Andreia: Windows 7. Veio com o computador.

Percepção

Nessa pequena avaliação de usuários comuns (que não tem pretensão de ser uma análise científica e técnica), percebe-se algo interessante. Ubuntu de certa forma é conhecido, mas não causa qualquer reação mais entusiasmada. “Vamos comprar um PC com Windows 8? Legal! Vamos comprar um MacBook? Agora mesmo! Vamos comprar um ultrabook com Ubuntu? Hum… Não sei dizer”.

Quanto ao visual, Mark Shuttleworth, fundador da Canonical, não cumpriu a promessa feita anos atrás de transformar o Ubuntu em algo irresistível, ser um Mac OS X dos novos tempos. Ubuntu não é feio, mas nada de elogios para além disso. Nem de perto tem o charme da Apple.

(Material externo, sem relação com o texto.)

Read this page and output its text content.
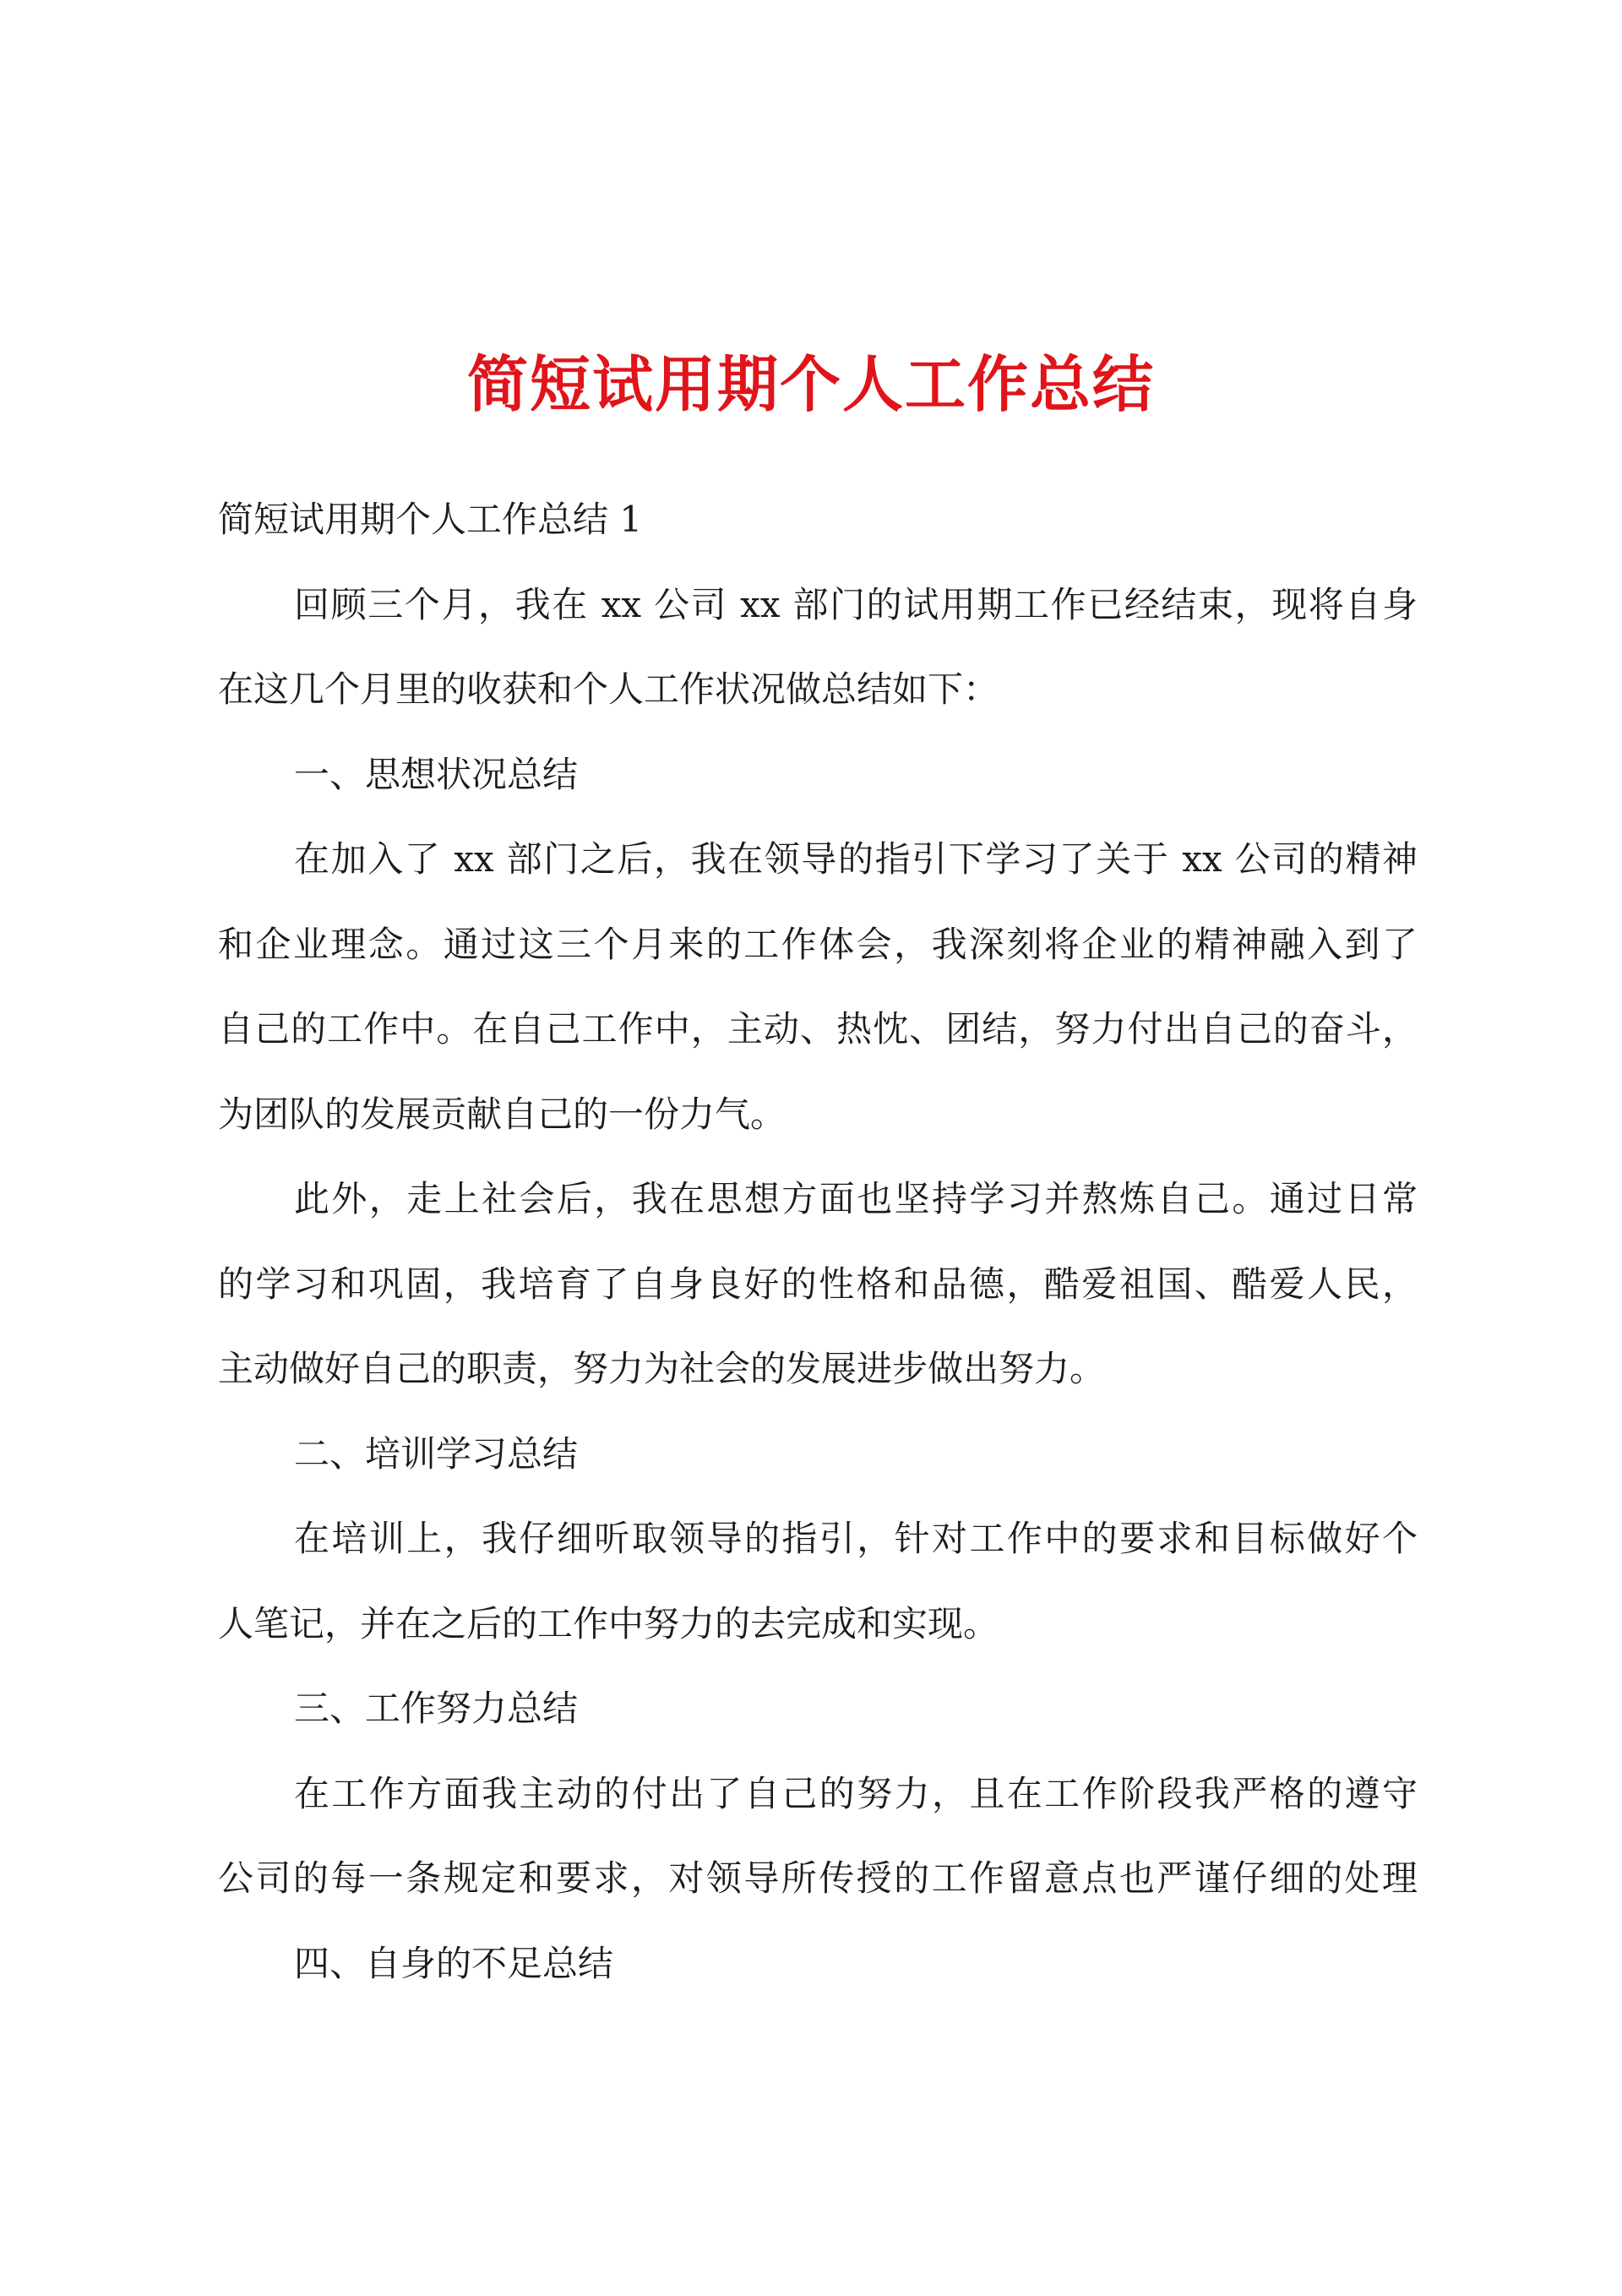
简短试用期个人工作总结

简短试用期个人工作总结 1

回顾三个月，我在 xx 公司 xx 部门的试用期工作已经结束，现将自身

在这几个月里的收获和个人工作状况做总结如下：

一、思想状况总结

在加入了 xx 部门之后，我在领导的指引下学习了关于 xx 公司的精神

和企业理念。通过这三个月来的工作体会，我深刻将企业的精神融入到了

自己的工作中。在自己工作中，主动、热忱、团结，努力付出自己的奋斗，

为团队的发展贡献自己的一份力气。

此外，走上社会后，我在思想方面也坚持学习并熬炼自己。通过日常

的学习和巩固，我培育了自身良好的性格和品德，酷爱祖国、酷爱人民，

主动做好自己的职责，努力为社会的发展进步做出努力。

二、培训学习总结

在培训上，我仔细听取领导的指引，针对工作中的要求和目标做好个

人笔记，并在之后的工作中努力的去完成和实现。

三、工作努力总结

在工作方面我主动的付出了自己的努力，且在工作阶段我严格的遵守

公司的每一条规定和要求，对领导所传授的工作留意点也严谨仔细的处理

四、自身的不足总结
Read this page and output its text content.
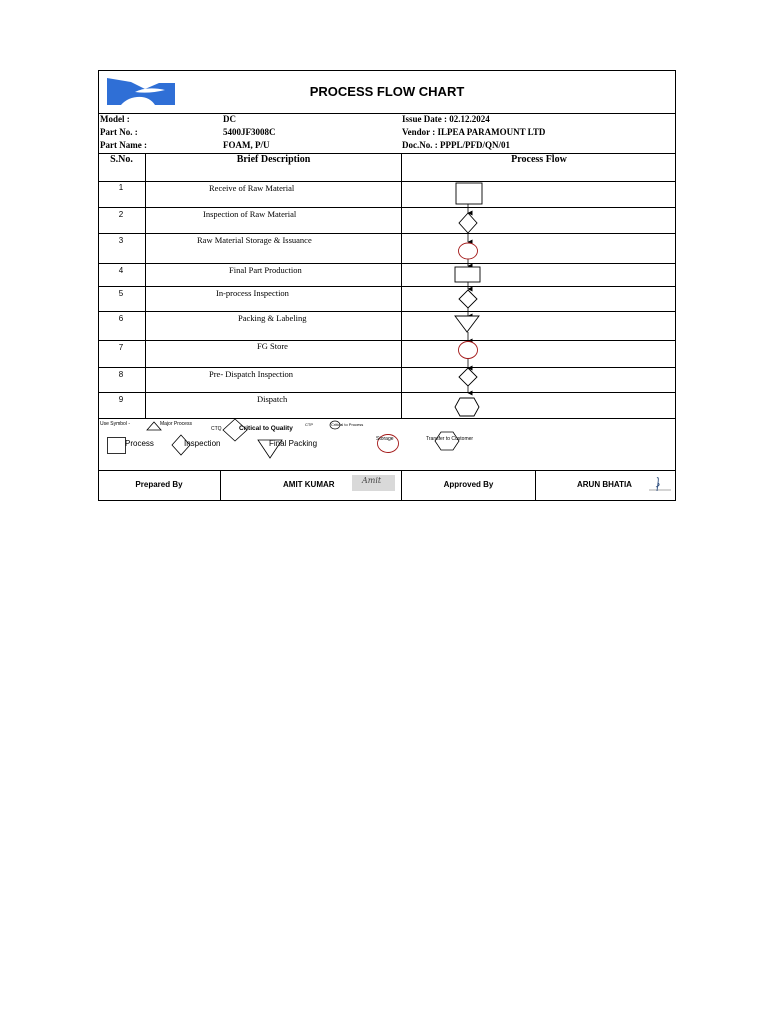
PROCESS FLOW CHART
Model :	DC	Issue Date : 02.12.2024
Part No. :	5400JF3008C	Vendor : ILPEA PARAMOUNT LTD
Part Name :	FOAM, P/U	Doc.No. : PPPL/PFD/QN/01
S.No.	Brief Description	Process Flow
1	Receive of Raw Material
2	Inspection of Raw Material
3	Raw Material Storage & Issuance
4	Final Part Production
5	In-process Inspection
6	Packing & Labeling
7	FG Store
8	Pre- Dispatch Inspection
9	Dispatch
Use Symbol -	Major Process
CTQ	Critical to Quality
CTP	Critical to Process
Process	Inspection	Final Packing	Storage	Transfer to Customer
Prepared By	AMIT KUMAR	Amit	Approved By	ARUN BHATIA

Ubuntu é conhecido como “Linux para seres humanos”, sinônimo de facilidade. Instalar programas nele é realmente muito simples, mas a usabilidade causa estranheza e não é harmoniosa. Unity não parece estar tão amigável como deveria. Designers de usabilidade parecem não perceber que cortar passos até o destino pretendido é essencial (e isso não é exclusividade do Ubuntu. Olhem o Windows 8 com seu “rola, rola, rola, rola, agora achei”.

De maneira geral o Ubuntu não tem atrativos fundamentais para alguém trocar seu sistema padrão por ele. É basicamente “por que trocarei se estou satisfeito com meu Windows?”. Aliás, percebe-se ainda que a “venda casada” entre hardware e software, uma instalação OEM do sistema, é peça-chave. As pessoas compram o hardware e vem com Windows e ficam com ele. O custo do sistema operacional nem é percebido. Se o hardware fosse vendido sem sistema operacional ou fosse dada a opção de escolher entre um e outro na hora da compra o fator preço poderia ser uma vantagem do Ubuntu, que é grátis.

O futuro do Ubuntu

Ubuntu nasceu do sonho de Mark Shuttleworth. Quem é Shuttleworth? É cara muito interessante.

Mark Richard Shuttleworth é um sul-africano que ficou rico, muito rico, podre de rico, quase da noite para o dia. Não foi por sorte, claro. Enquanto era estudante ele fundou em 1995 uma empresa de segurança digital, certificados e criptografia, a Thawte. A empresa 4 anos mais tarde foi comprada pela VeriSign por mais de meio bilhão de dólares.

Com uma conta bancária cheia de dígitos, eu estaria aposentado, morando em Dubai e passando as férias no Taiti (it’s a magical place). Mas Mark sabe aproveitar a vida. Além de bon vivant, sendo o segundo turista espacial do mundo e o primeiro africano a visitar o espaço, dedicou-se à filantropia, com a Shuttleworth Foundation.

Mark Shuttleworth na Soyuz em 2002
Mark Shuttleworth na Soyuz em 2002

Mas acha que ele parou por aí? Não. O mundo nunca estaria bom se o usuário comum de computadores fosse dependente de uma única plataforma. Foi aí que surgiu a ideia do Ubuntu e da Canonical.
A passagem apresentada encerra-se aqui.